Il passaggio del Signore lascia sempre un senso di pienezza e uno sconfinare nella gioia e nella condivisione.
Zaccheo ha un handicap (la bassa statura) e un desiderio (vedere Gesù) e, a questo conflitto tra due forze che potrebbero annullarsi, risponde con creatività e coraggio, diventando figura di tutti coloro che, anziché chiudersi nei loro limiti e arrendersi, cercano soluzioni, inventano alternative senza timore di apparire diversi.
Allora corse avanti e salì su di un albero. Corre verso un Dio che viene non dal passato, ma dall’avvenire. Sull’albero, in alto, come per leggere se stesso e tutto ciò che accade da un punto di vista più alto. Perché il quotidiano è abitato da un oltre. Gesù passando alzò lo sguardo. Lo sguardo di Gesù è il solo che non si posa mai per prima cosa sui peccati di una persona, ma sempre sulla sua povertà, su ciò che ancora manca ad una vita piena.

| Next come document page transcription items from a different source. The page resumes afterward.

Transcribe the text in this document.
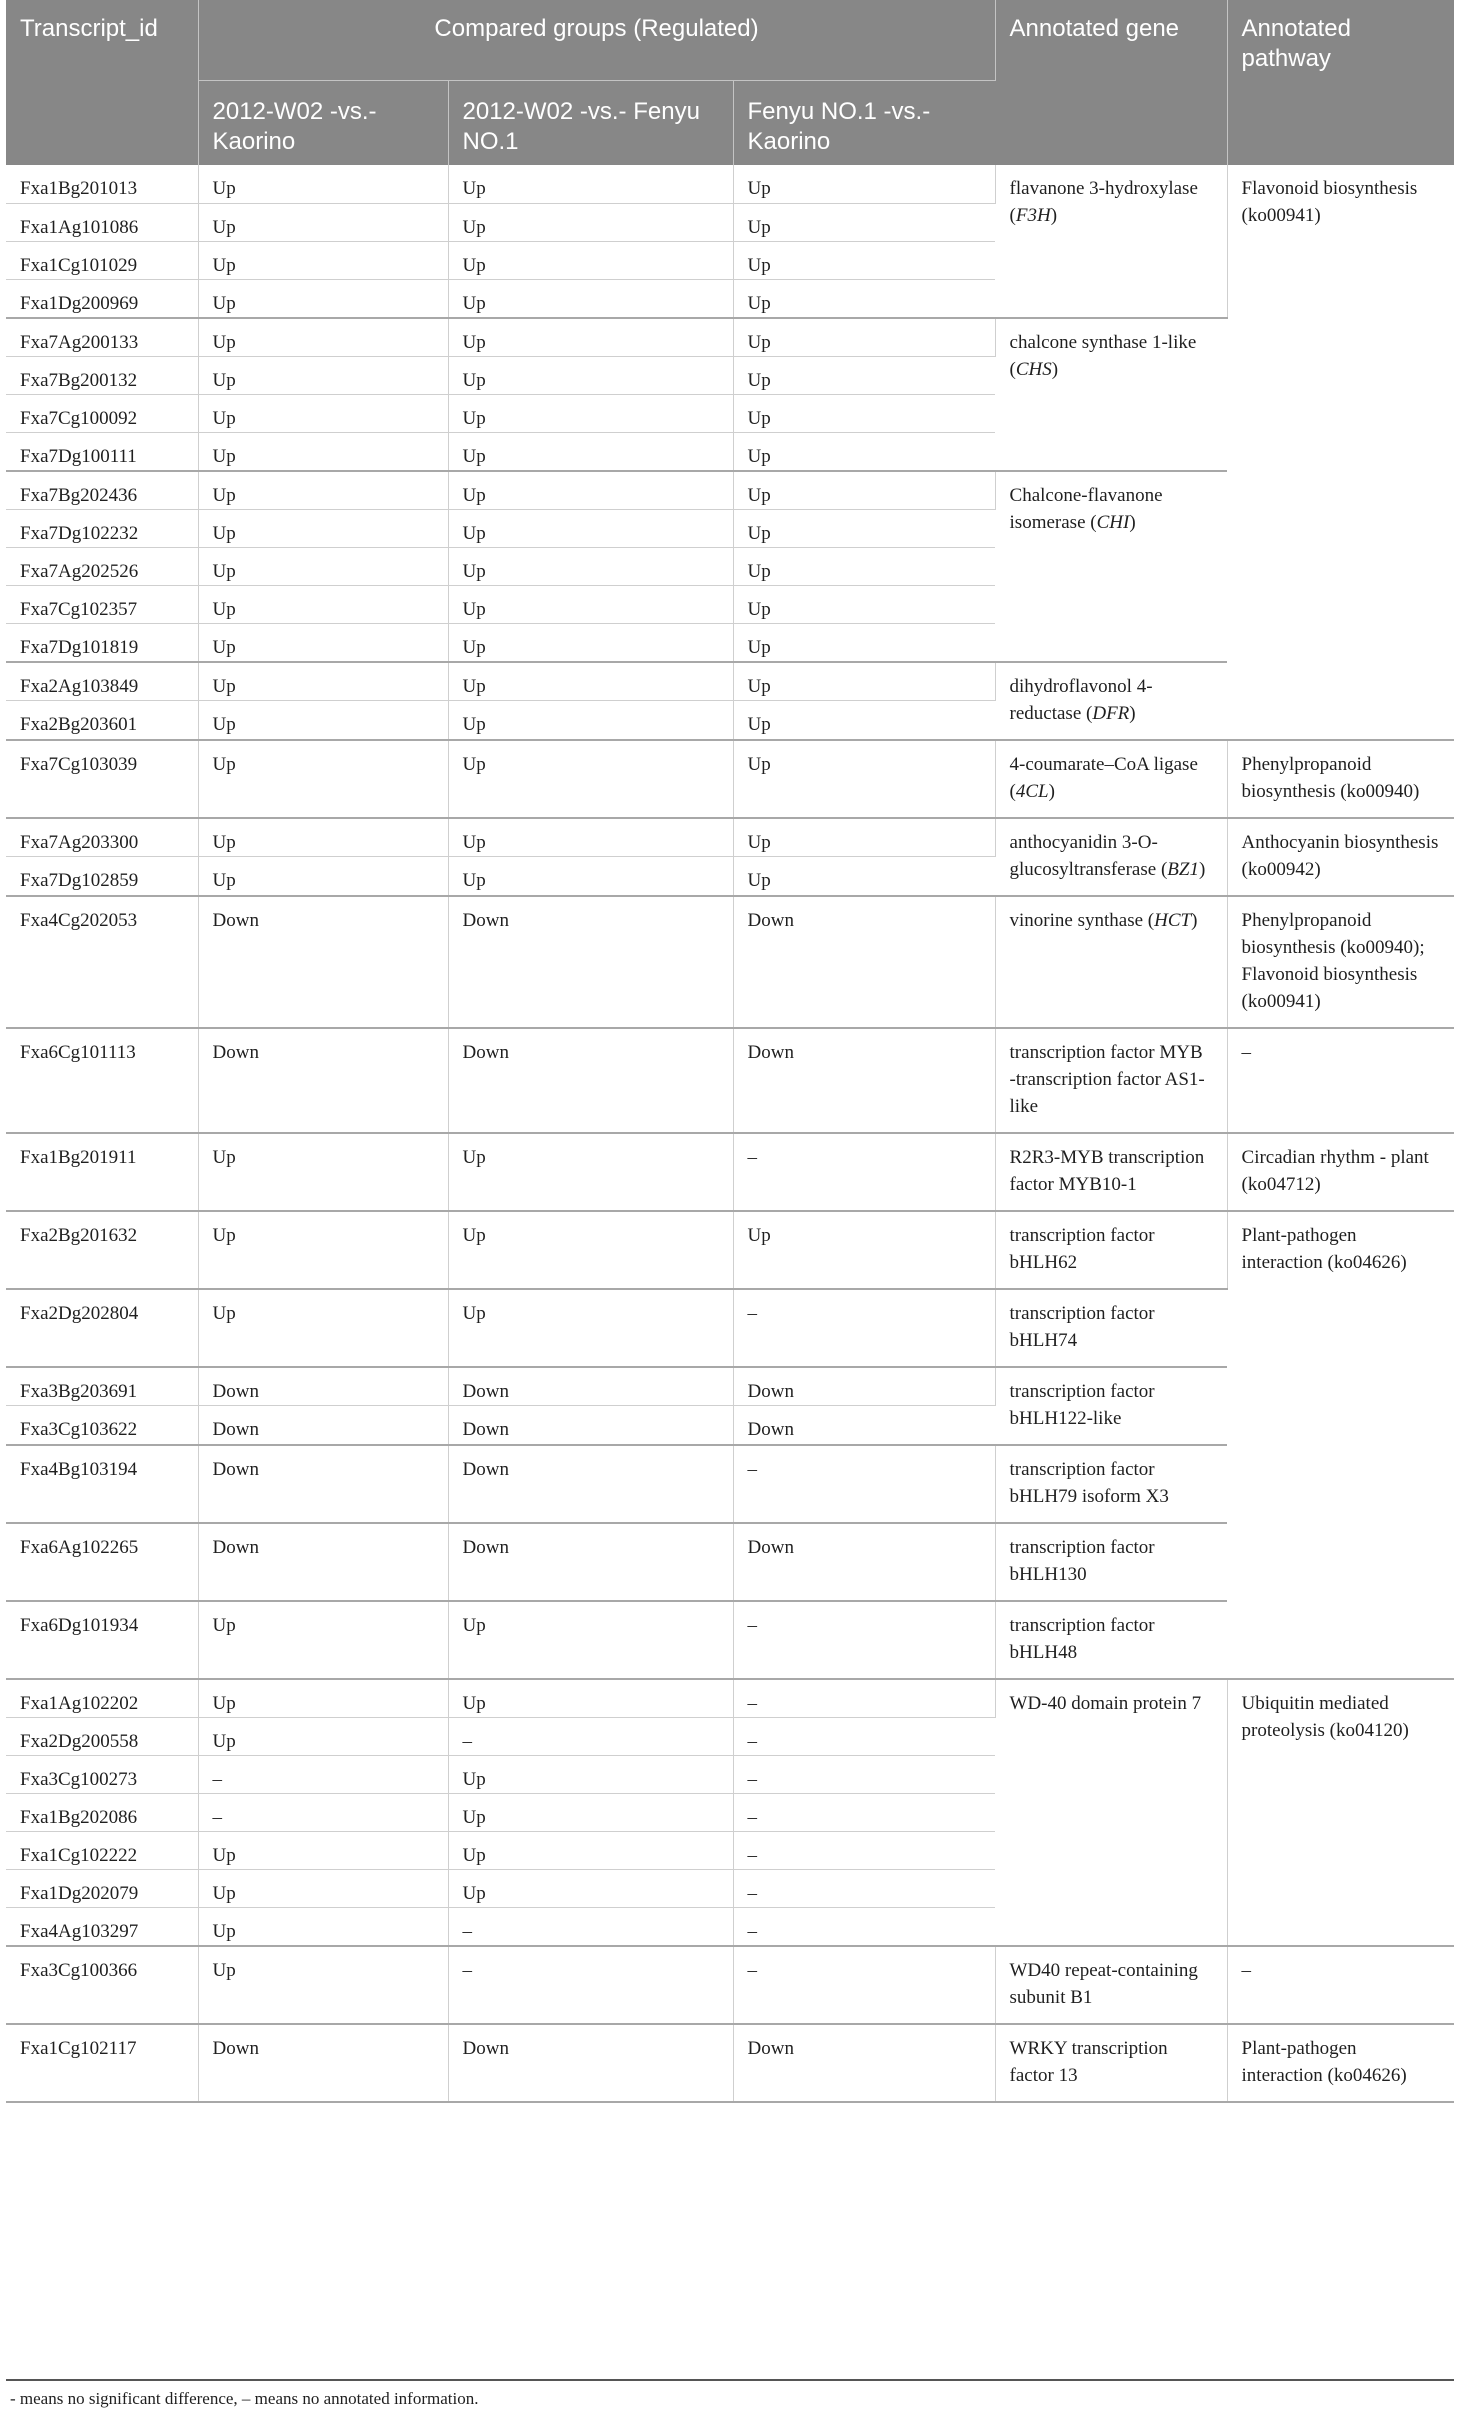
Transcript_id	Compared groups (Regulated)			Annotated gene	Annotated pathway
	2012-W02 -vs.- Kaorino	2012-W02 -vs.- Fenyu NO.1	Fenyu NO.1 -vs.- Kaorino		
Fxa1Bg201013	Up	Up	Up	flavanone 3-hydroxylase (F3H)	Flavonoid biosynthesis (ko00941)
Fxa1Ag101086	Up	Up	Up		
Fxa1Cg101029	Up	Up	Up		
Fxa1Dg200969	Up	Up	Up		
Fxa7Ag200133	Up	Up	Up	chalcone synthase 1-like (CHS)	
Fxa7Bg200132	Up	Up	Up		
Fxa7Cg100092	Up	Up	Up		
Fxa7Dg100111	Up	Up	Up		
Fxa7Bg202436	Up	Up	Up	Chalcone-flavanone isomerase (CHI)	
Fxa7Dg102232	Up	Up	Up		
Fxa7Ag202526	Up	Up	Up		
Fxa7Cg102357	Up	Up	Up		
Fxa7Dg101819	Up	Up	Up		
Fxa2Ag103849	Up	Up	Up	dihydroflavonol 4-reductase (DFR)	
Fxa2Bg203601	Up	Up	Up		
Fxa7Cg103039	Up	Up	Up	4-coumarate–CoA ligase (4CL)	Phenylpropanoid biosynthesis (ko00940)
Fxa7Ag203300	Up	Up	Up	anthocyanidin 3-O-glucosyltransferase (BZ1)	Anthocyanin biosynthesis (ko00942)
Fxa7Dg102859	Up	Up	Up		
Fxa4Cg202053	Down	Down	Down	vinorine synthase (HCT)	Phenylpropanoid biosynthesis (ko00940); Flavonoid biosynthesis (ko00941)
Fxa6Cg101113	Down	Down	Down	transcription factor MYB -transcription factor AS1-like	–
Fxa1Bg201911	Up	Up	–	R2R3-MYB transcription factor MYB10-1	Circadian rhythm - plant (ko04712)
Fxa2Bg201632	Up	Up	Up	transcription factor bHLH62	Plant-pathogen interaction (ko04626)
Fxa2Dg202804	Up	Up	–	transcription factor bHLH74	
Fxa3Bg203691	Down	Down	Down	transcription factor bHLH122-like	
Fxa3Cg103622	Down	Down	Down		
Fxa4Bg103194	Down	Down	–	transcription factor bHLH79 isoform X3	
Fxa6Ag102265	Down	Down	Down	transcription factor bHLH130	
Fxa6Dg101934	Up	Up	–	transcription factor bHLH48	
Fxa1Ag102202	Up	Up	–	WD-40 domain protein 7	Ubiquitin mediated proteolysis (ko04120)
Fxa2Dg200558	Up	–	–		
Fxa3Cg100273	–	Up	–		
Fxa1Bg202086	–	Up	–		
Fxa1Cg102222	Up	Up	–		
Fxa1Dg202079	Up	Up	–		
Fxa4Ag103297	Up	–	–		
Fxa3Cg100366	Up	–	–	WD40 repeat-containing subunit B1	–
Fxa1Cg102117	Down	Down	Down	WRKY transcription factor 13	Plant-pathogen interaction (ko04626)
- means no significant difference, – means no annotated information.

La sua parola è la sola che non porta ingiunzioni, ma interpella la parte migliore di ciascuno, che nessun peccato arriverà mai a cancellare. Zaccheo cerca di vedere Gesù e scopre che Gesù cerca di vedere lui.
«Devo» dice Gesù, devo fare casa con te: a Dio manca qualcosa, manca Zaccheo, manca l’ultima pecora, manco io. Se Gesù avesse detto:
«Zaccheo, ti conosco bene, se restituisci ciò che hai rubato verrò a casa tua», Zaccheo sarebbe rimasto sull’albero.
Se gli avesse detto: «Zaccheo scendi e andiamo insieme in sinagoga», non sarebbe successo nulla.
Aprire la casa del cuore a Dio e la gioia e la vita si rimettono in moto. Infatti la casa di Zaccheo si riempie di amici, lui si libera dalle cose: «Metà di tutto è per i poveri e se ho rubato…». Ora può abbracciare tutta intera la sua vita, difetti e generosità, e coprire il male di bene…
Oggi mi fermo a casa tua. Dio viene ancora alla mia tavola, ogni Domenica, come una persona cara, un Dio alla portata di tutti. Se lo accogli, il Signore ti lascerà sempre un senso di pienezza.